Trent Gardiner Frayne (September 13, 1918 – February 11, 2012) was a Canadian sportswriter whose career stretched over 60 years. Pierre Berton described Frayne as “likely Canada's greatest sportswriter ever."

"Billy" Frayne, as he was known as a youth, was the only child born to father Homer, who was a railroader for the Canadian Pacific Railway and mother Ella Trent in Brandon, Manitoba.

He began his journalism career with the Brandon Sun at the age of 15 covering minor hockey and moved to Winnipeg, Manitoba three years later to accept a job with the Canadian Press and the Winnipeg Tribune in 1938. He shared lodgings with Winnipeg Free Press columnist Scott Young and befriended Tribune columnist Ralph Allen. He covered his first World Series in 1941 and interviewed Joe DiMaggio. He left Winnipeg in 1942 for Ontario leaving his childhood nickname behind in favour of his given name of Trent.

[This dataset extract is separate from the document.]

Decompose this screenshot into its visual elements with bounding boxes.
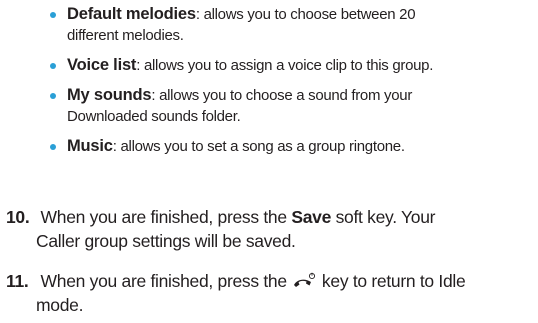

He followed Young and Allen to Toronto and joined the Globe and Mail as a general reporter earning $45 a week. At the Globe he met June Callwood whom he married in 1944. Frayne resumed his work as a full-time sportswriter when he joined the staff of the Toronto Telegram. He moved to Maclean's Magazine in the 1950 where Callwood was by then working as a freelancer. Fellow Maclean's writer Pierre Berton became a close friend and said of the couple "They were very much in love, a handsome couple who called each other 'Dreamy,'" The couple raised four children in the Etobicoke home they shared until Callwood's death in 2007. Frayne and Callwood also hosted the CBC Television talk show The Fraynes in the 1954-55 television season.